Étant donné que l’économie Internet de l’Afrique pourrait atteindre 180 milliards de dollars d’ici 2025 seulement, nous, à la Société financière internationale (IFC), avons tenu à examiner si les plateformes de commerce électronique soutiennent les femmes entrepreneurs, ou si ces outils restent entravés par le faible accès des femmes à Internet, au téléphone mobile , et d’autres outils fondamentaux de l’économie numérique. En combinant des enquêtes auprès des fournisseurs et des données de performance de l’une des plus grandes plateformes de commerce électronique d’Afrique, Jumia, nous avons produit la première vue régionale sur les défis et les succès des femmes dans le commerce électronique et avons constaté que la réduction des écarts entre les sexes dans ce domaine pourrait ajouter près de 15 milliards de dollars à la valeur. de l’industrie du commerce électronique en Afrique entre 2025 et 2030 seulement, mettant des milliards entre les mains des femmes entrepreneures.

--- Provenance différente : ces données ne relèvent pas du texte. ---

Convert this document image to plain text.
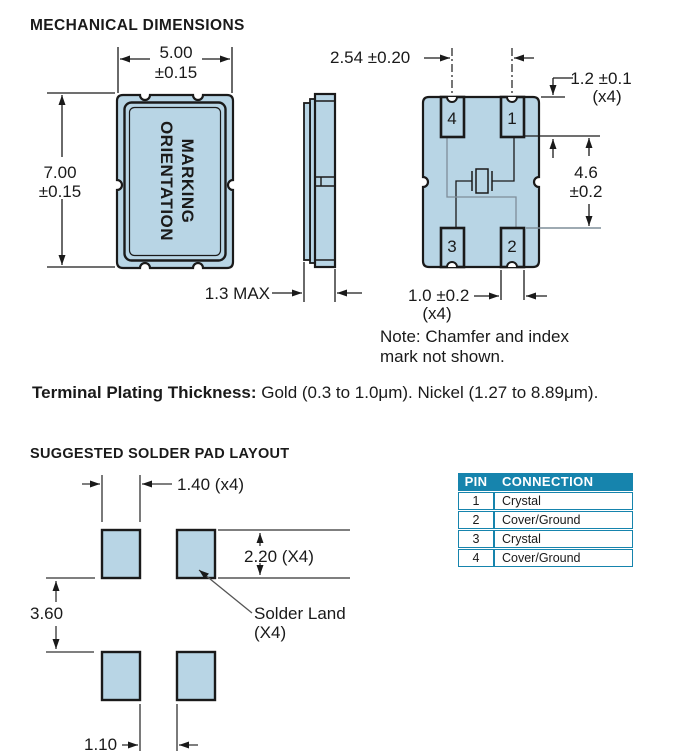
MECHANICAL DIMENSIONS
MARKING
ORIENTATION
5.00
±0.15
7.00
±0.15
1.3 MAX
4	1
3	2
2.54 ±0.20
1.2 ±0.1
(x4)
4.6
±0.2
1.0 ±0.2
(x4)
Note: Chamfer and index
mark not shown.
1.40 (x4)
2.20 (X4)
3.60
1.10
Solder Land
(X4)
Terminal Plating Thickness: Gold (0.3 to 1.0μm). Nickel (1.27 to 8.89μm).
SUGGESTED SOLDER PAD LAYOUT
PIN	CONNECTION
1	Crystal
2	Cover/Ground
3	Crystal
4	Cover/Ground
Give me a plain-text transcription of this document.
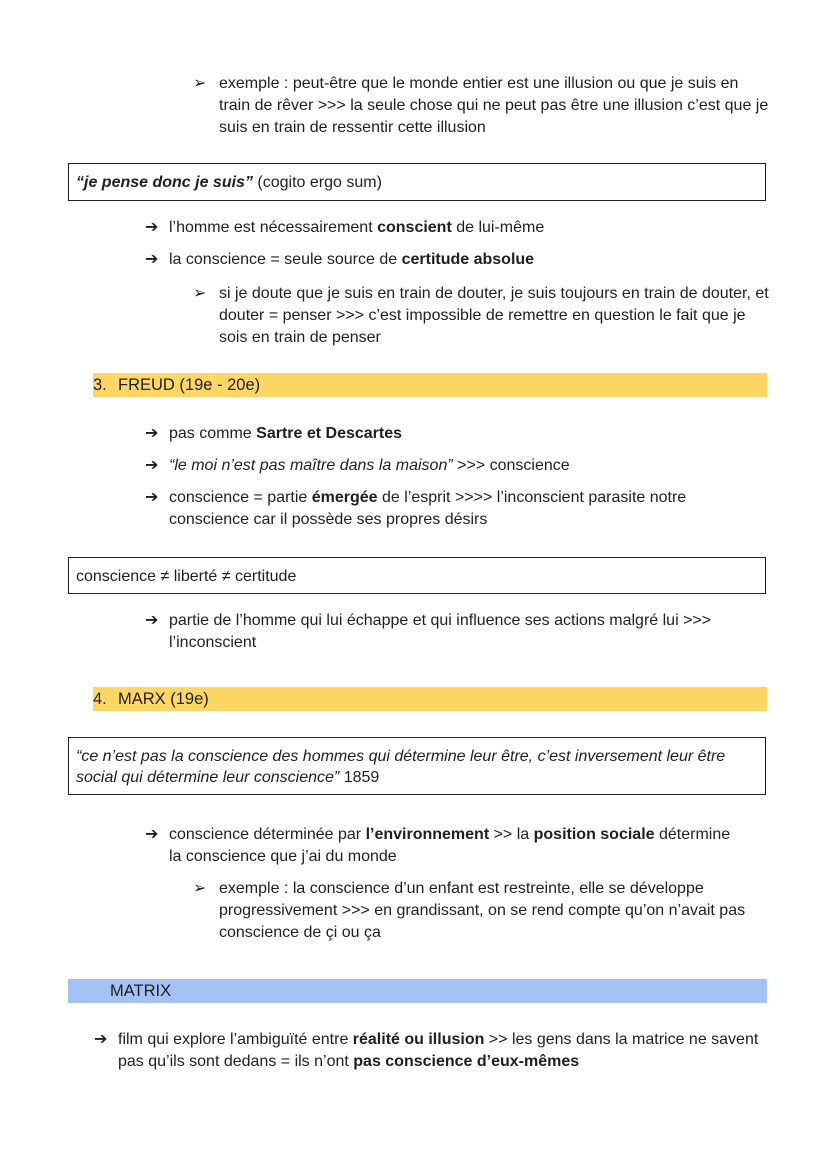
➢ exemple : peut-être que le monde entier est une illusion ou que je suis en train de rêver >>> la seule chose qui ne peut pas être une illusion c’est que je suis en train de ressentir cette illusion
“je pense donc je suis” (cogito ergo sum)
➔ l’homme est nécessairement conscient de lui-même
➔ la conscience = seule source de certitude absolue
➢ si je doute que je suis en train de douter, je suis toujours en train de douter, et douter = penser >>> c’est impossible de remettre en question le fait que je sois en train de penser
3. FREUD (19e - 20e)
➔ pas comme Sartre et Descartes
➔ “le moi n’est pas maître dans la maison” >>> conscience
➔ conscience = partie émergée de l’esprit >>>> l’inconscient parasite notre conscience car il possède ses propres désirs
conscience ≠ liberté ≠ certitude
➔ partie de l’homme qui lui échappe et qui influence ses actions malgré lui >>> l’inconscient
4. MARX (19e)
“ce n’est pas la conscience des hommes qui détermine leur être, c’est inversement leur être social qui détermine leur conscience” 1859
➔ conscience déterminée par l’environnement >> la position sociale détermine la conscience que j’ai du monde
➢ exemple : la conscience d’un enfant est restreinte, elle se développe progressivement >>> en grandissant, on se rend compte qu’on n’avait pas conscience de çi ou ça
MATRIX
➔ film qui explore l’ambiguïté entre réalité ou illusion >> les gens dans la matrice ne savent pas qu’ils sont dedans = ils n’ont pas conscience d’eux-mêmes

Les femmes sont des participantes actives au commerce électronique
Les femmes possèdent entre un tiers (en Côte d’Ivoire) et un peu plus de la moitié (au Kenya et au Nigeria) des entreprises sur Jumia. Il est encourageant de constater que le commerce électronique aide les femmes à surmonter les barrières liées au genre : par exemple, ces plateformes offrent un point d’entrée pour les femmes sur des marchés nouveaux et plus vastes ou des secteurs à forte rentabilité et dominés par les hommes comme l’électronique. Notamment, cependant, la pandémie de COVID-19 a inversé ou retardé bon nombre de ces premiers succès : les ventes des femmes ont chuté de 7 % ; au cours de la même période, celle des hommes a augmenté d’un montant égal.
Faire en sorte que l’économie numérique soit une économie inclusive
Tant le secteur privé que le secteur public peuvent garantir que les femmes grandissent et prospèrent dans l’industrie du commerce électronique encore naissante en Afrique. Les principales possibilités d’action comprennent :
- Cibler les femmes avec la fintech: Seulement 7 % des entreprises appartenant à des femmes ont reçu un prêt via la plateforme Jumia lors de leur démarrage. Les plateformes Fintech devraient cibler les femmes qui sont déjà moins susceptibles d’avoir accès au financement ailleurs, mais qui pourraient utiliser l’historique des ventes sur les plateformes pour fournir une preuve de revenu.
- Recruter dans le commerce social: Les vendeuses sont plus susceptibles que les hommes d’utiliser des outils de commerce social comme WhatsApp, et c’est là que de nombreuses femmes commencent à vendre en ligne. Soutenir la transition des femmes vers une plateforme avec un soutien accru peut les aider à se développer et à formaliser leur entreprise.
- Formation, formation, formation: Les femmes sont moins susceptibles que les hommes d’utiliser la publicité et d’autres fonctionnalités payantes qui leur permettent de se démarquer sur un marché encombré. Mais elles accordent également plus d’importance à la formation, même lorsque leurs compétences déclarées égalent ou dépassent celles des hommes. Les plateformes peuvent recruter des femmes en proposant des formations sur l’entrepreneuriat et les compétences numériques.
Trop souvent, les technologies perturbatrices renforcent plutôt qu’elles ne réduisent les inégalités. Cependant, avant le COVID-19, les femmes commençaient à prospérer en ligne. Agir maintenant peut inverser les effets de la pandémie et garantir que les femmes entrepreneurs puissent diriger l’avenir de l’économie numérique en Afrique.
Avant le COVID-19, les femmes commençaient à prospérer en ligne. Agir maintenant peut inverser les effets de la pandémie et garantir que les femmes entrepreneurs puissent diriger l’avenir de l’économie numérique en Afrique.